De acordo com Lula, a medida busca fortalecer a atuação federal no enfrentamento ao crime organizado e às facções. “Aprove a PEC, que o ministério será criado. Será criado um orçamento novo, para que a gente possa colocar dinheiro de verdade, melhorar a vida dos policiais, aprimorar a inteligência e fazer o combate da fronteira à capital”, declarou.
A proposta prevê maior integração entre União, estados e Distrito Federal e pretende dar respaldo constitucional ao Sistema Único de Segurança Pública (Susp), criado por lei ordinária em 2018. O texto também atualiza as competências da Polícia Federal (PF) e da Polícia Rodoviária Federal (PRF).
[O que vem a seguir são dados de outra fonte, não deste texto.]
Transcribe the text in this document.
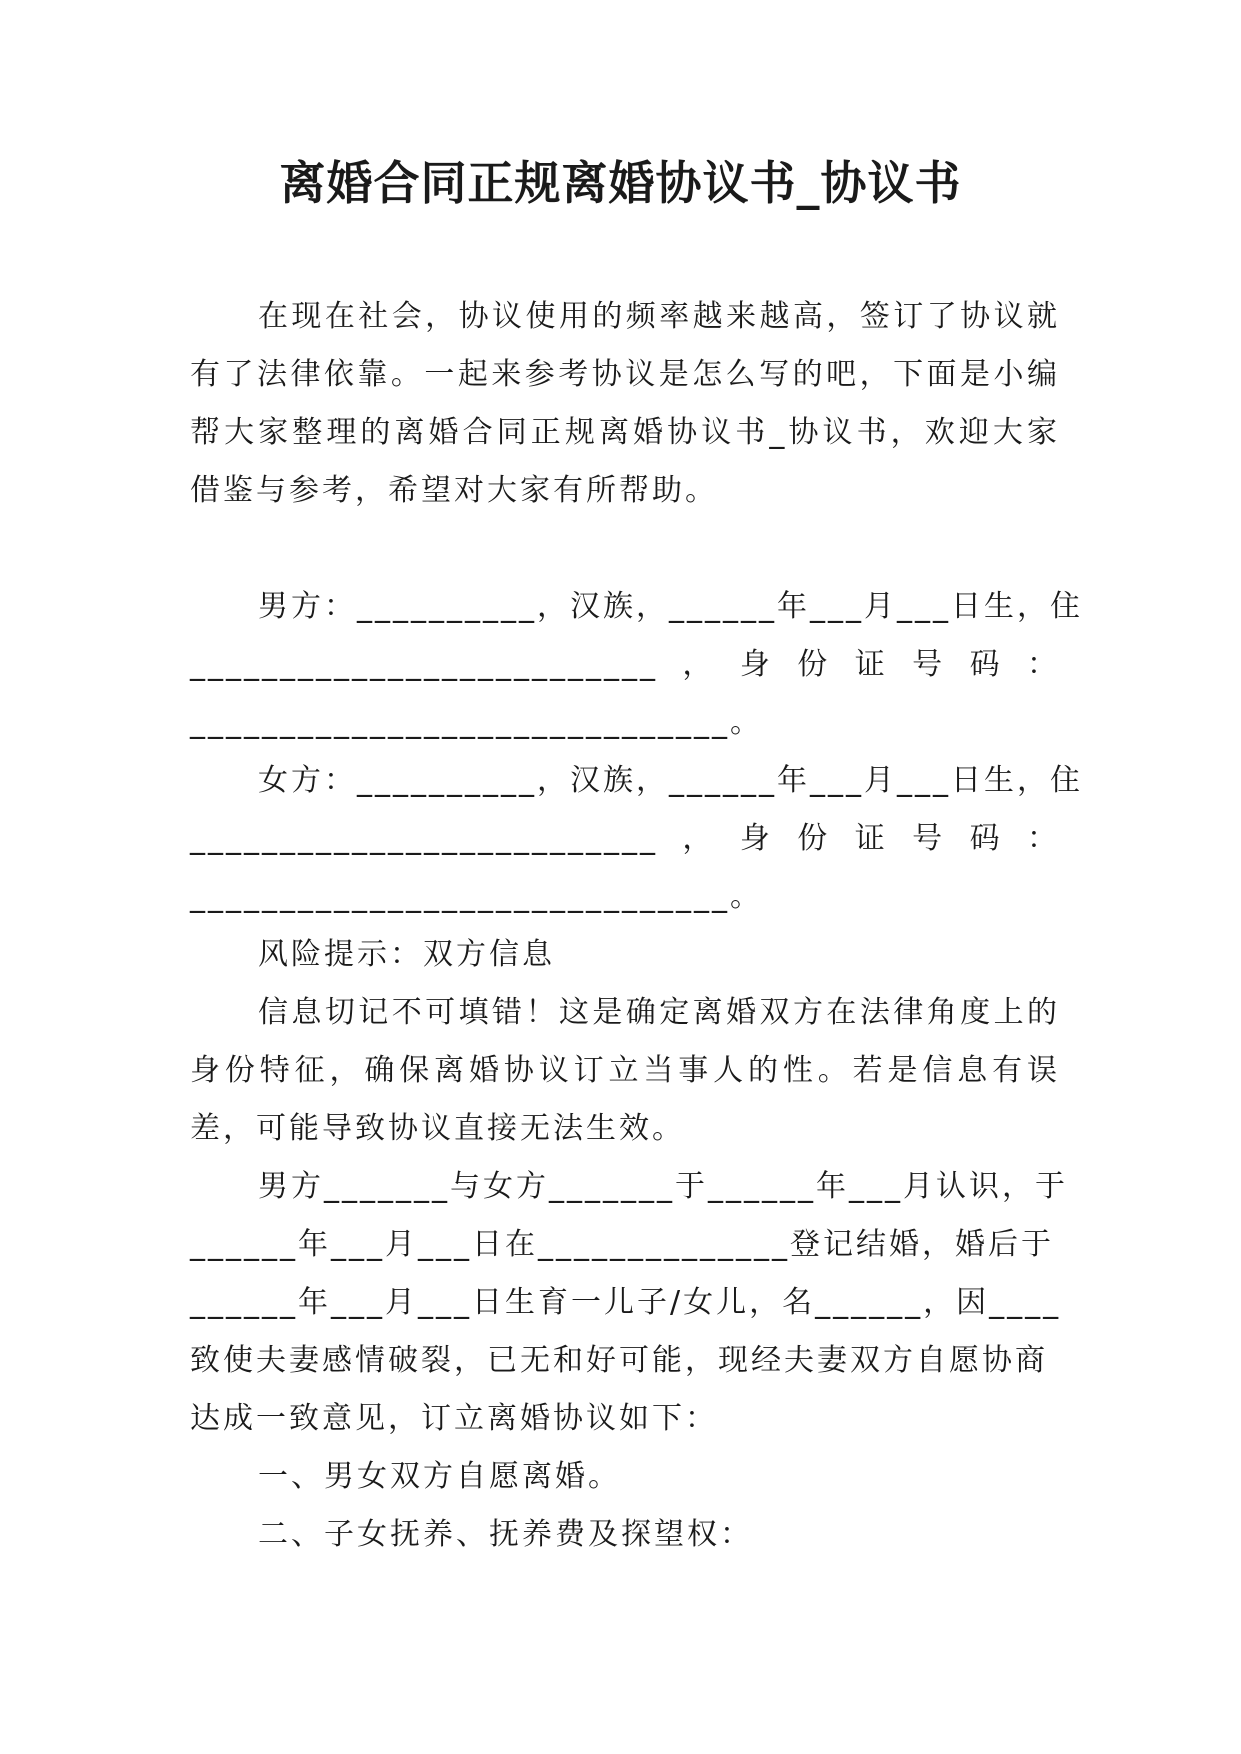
离婚合同正规离婚协议书_协议书

在现在社会，协议使用的频率越来越高，签订了协议就有了法律依靠。一起来参考协议是怎么写的吧，下面是小编帮大家整理的离婚合同正规离婚协议书_协议书，欢迎大家借鉴与参考，希望对大家有所帮助。

男方：__________，汉族，______年___月___日生，住
__________________________，身份证号码：
______________________________。
女方：__________，汉族，______年___月___日生，住
__________________________，身份证号码：
______________________________。

风险提示：双方信息

信息切记不可填错！这是确定离婚双方在法律角度上的身份特征，确保离婚协议订立当事人的性。若是信息有误差，可能导致协议直接无法生效。

男方_______与女方_______于______年___月认识，于
______年___月___日在______________登记结婚，婚后于
______年___月___日生育一儿子/女儿，名______，因____
致使夫妻感情破裂，已无和好可能，现经夫妻双方自愿协商
达成一致意见，订立离婚协议如下：

一、男女双方自愿离婚。

二、子女抚养、抚养费及探望权：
Durante entrevista à TV Aratu, em Salvador (BA), o presidente explicou que a PEC busca delimitar a participação da União na segurança pública, inclusive com possibilidade de atuação federal nos estados mediante solicitação dos governadores. “O governo federal não pode ser apenas um repassador de recursos. Hoje, o fundo nacional tem apenas R$ 2 bilhões”, afirmou.
A tramitação da proposta, entretanto, enfrenta resistências no Parlamento e entre governadores. Parte das críticas concentra-se no dispositivo que atribui à União a elaboração de um plano nacional de segurança pública a ser observado pelos estados.
Segundo Lula, alguns estados, como Goiás, São Paulo, Minas Gerais e unidades do Sul do país, demonstraram preocupação com eventual ampliação da influência federal. “A PEC é para estabelecer parceria ativa com os estados na questão da segurança pública”, declarou.
O governo considera a proposta uma das principais apostas para reestruturar a política nacional de segurança e ampliar a capacidade de coordenação entre os entes federativos.